Le monde perd un peu de ses couleurs. David Hockney, peintre anglais et l’une des plus grandes figures de l’art contemporain, nous a quittés à l’âge de quatre-vingt-huit ans.
David Hockney vit le jour à Bradford en 1937 ; une enfance plongée dans la grisaille fit de lui un jeune homme fasciné par la couleur. Son père, artiste talentueux qui avait renoncé à sa passion, l’encourage dans son apprentissage du dessin. Il découvrit alors Matisse, Picasso, Francis Bacon, dont la liberté l’inspirera à tracer son propre destin d’artiste.
Élève au Royal College of Art de Londres, il y refusa le dogmatisme de l’art contemporain américain. Il fut d’abord dessinateur de presse, vécut en Egypte avant de s’envoler pour Los Angeles. Représentant tour à tour le scintillement de l’eau d’une piscine, ou le mouvement d’un corps, il fut le grand peintre de l’esthétique californienne.
Figure de l’art pop des années 1960 et du Swinging London, il élabora tout au long de sa carrière un langage visuel reconnaissable entre tous, marqué par son traitement des lignes, des couleurs et de la lumière. Ami d’Andy Warhol et de Rudolf Noureev, son œuvre fut celle d’un homme de son temps.
Avec une étincelle particulière dans le regard, David Hockney était capable de voir, à sa manière, des éléments du quotidien, une autoroute ou une flaque d’eau, et de les transformer en œuvres d’art. Nous incitant ainsi à regarder le monde d’un œil nouveau, plus attentif. Et sachant sans cesse se réinventer.
Portant une approche pionnière des représentations artistiques de l’homosexualité, même lorsque celle-ci était encore criminalisée, il inspira les jeunes générations d’artistes à étendre le champ des possibles. Sa gaieté libre, son humour britannique ont fait de lui une personnalité aimée bien au-delà des amateurs d’art contemporain ; ses lunettes colorées, son sourire souvent agrémenté d’une éternelle cigarette, ont façonné une silhouette inimitable.

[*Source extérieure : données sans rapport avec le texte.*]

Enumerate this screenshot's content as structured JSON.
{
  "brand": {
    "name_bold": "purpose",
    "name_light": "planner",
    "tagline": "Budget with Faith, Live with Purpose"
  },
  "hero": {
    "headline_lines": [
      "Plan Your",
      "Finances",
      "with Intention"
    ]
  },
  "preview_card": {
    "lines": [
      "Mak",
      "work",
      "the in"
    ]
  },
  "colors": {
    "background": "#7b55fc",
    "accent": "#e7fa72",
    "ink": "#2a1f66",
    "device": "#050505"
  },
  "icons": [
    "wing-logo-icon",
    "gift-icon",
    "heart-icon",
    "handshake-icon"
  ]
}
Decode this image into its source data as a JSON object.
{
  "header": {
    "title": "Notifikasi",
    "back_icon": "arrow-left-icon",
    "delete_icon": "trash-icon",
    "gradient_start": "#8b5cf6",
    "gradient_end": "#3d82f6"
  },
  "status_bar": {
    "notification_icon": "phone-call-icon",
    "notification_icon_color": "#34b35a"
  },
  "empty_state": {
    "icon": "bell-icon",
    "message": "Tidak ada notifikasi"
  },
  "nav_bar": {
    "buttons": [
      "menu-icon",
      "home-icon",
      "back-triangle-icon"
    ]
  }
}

Génie de la créativité, il s’essaya tout au long de sa vie à diverses manières de faire naître l’image, de l’aquarelle à l’acrylique en passant par les Polaroid. En 2020, il repoussa encore les limites de sa création avec une fresque de quatre-vingt-onze mètres, faite à partir de dessins digitaux représentant le changement des saisons dans le verdoyant pays d’Auge.
Amoureux de la France et tout particulièrement de la Normandie, ses travaux ont pourtant fait le tour du monde, de Tokyo à Paris et, bien sûr, Londres. Son exposition au Centre Georges Pompidou en 2017 et à la Fondation Louis Vuitton l’année dernière avaient battu le record de fréquentation pour un artiste vivant.
Le Président de la République et son épouse saluent la mémoire d’un grand artiste à l’imagination aussi vive que ses toiles. Ils adressent leurs condoléances sincères à sa famille et ses admirateurs.